Di nuovo c'ho messo meno di un mese! Non sono estremamente soddisfatta di questo capitolo né della copertina e né del titolo (che è cambiato almeno 3 volte dall'inizio), anche perché di questo periodo sto risentendo veramente troppo della primavera, è micidiale °_° dormirei 24 ore su 24 e anche di più e non ho un minimo di concentrazione né per The Sims né per qualunque altra cosa :P Tra l'altro recentemente ho fatto un sogno molto carino che volevo riadattare per questo capitolo, ma ormai era scritto e avrei dovuto stravolgerlo troppo e di conseguenza avrei finito chissà quando, vedrò di mettere quella scena più avanti perché la vedo decisamente adatta al personaggio di Adele :)
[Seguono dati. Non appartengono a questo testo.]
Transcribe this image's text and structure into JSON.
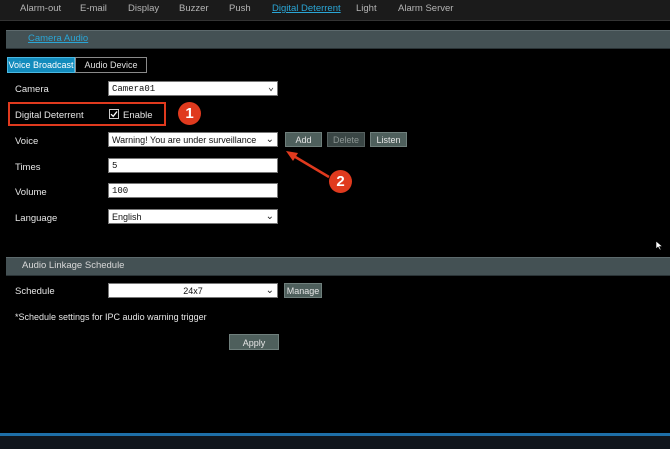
{
  "topnav": {
    "items": [
      {
        "label": "Alarm-out"
      },
      {
        "label": "E-mail"
      },
      {
        "label": "Display"
      },
      {
        "label": "Buzzer"
      },
      {
        "label": "Push"
      },
      {
        "label": "Digital Deterrent"
      },
      {
        "label": "Light"
      },
      {
        "label": "Alarm Server"
      }
    ],
    "active": "Digital Deterrent"
  },
  "section_camera_audio": {
    "title": "Camera Audio"
  },
  "subtabs": [
    {
      "label": "Voice Broadcast",
      "active": true
    },
    {
      "label": "Audio Device",
      "active": false
    }
  ],
  "form": {
    "camera": {
      "label": "Camera",
      "value": "Camera01"
    },
    "digital_deterrent": {
      "label": "Digital Deterrent",
      "checkbox_label": "Enable",
      "checked": true
    },
    "voice": {
      "label": "Voice",
      "value": "Warning! You are under surveillance"
    },
    "voice_buttons": {
      "add": "Add",
      "delete": "Delete",
      "listen": "Listen"
    },
    "times": {
      "label": "Times",
      "value": "5"
    },
    "volume": {
      "label": "Volume",
      "value": "100"
    },
    "language": {
      "label": "Language",
      "value": "English"
    }
  },
  "section_schedule": {
    "title": "Audio Linkage Schedule"
  },
  "schedule": {
    "label": "Schedule",
    "value": "24x7",
    "manage_label": "Manage",
    "note": "*Schedule settings for IPC audio warning trigger"
  },
  "apply_label": "Apply",
  "annotations": {
    "badge_1": "1",
    "badge_2": "2",
    "color": "#e03a1e"
  },
  "colors": {
    "accent": "#138cbd",
    "link": "#2aa6d6",
    "section_bar": "#445154",
    "button": "#4e5f5c"
  }
}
Vi dico subito che sempre per via del mix pressione bassa + primavera non so quando riuscirò a mettermi a finire il prossimo capitolo, ma spero prima possibile! Non siate crudeli con una povera ragazza che di questo periodo ha la pressione massima a 80 :D ok, forse non così poco, ma comunque assai bassa :P
Ho anche pensato che potrei seguire l'esempio di alcune di voi e fare eventualmente anche io la pagina della legacy su facebook, così in caso di ritardi o lentezza mia vi spoilero qualcosa o vi posto qualche immagine ogni tanto... sempre se vi interessa ^^'
Beh, basta chiacchiere, a voi il secondo capitolo di questa generazione :)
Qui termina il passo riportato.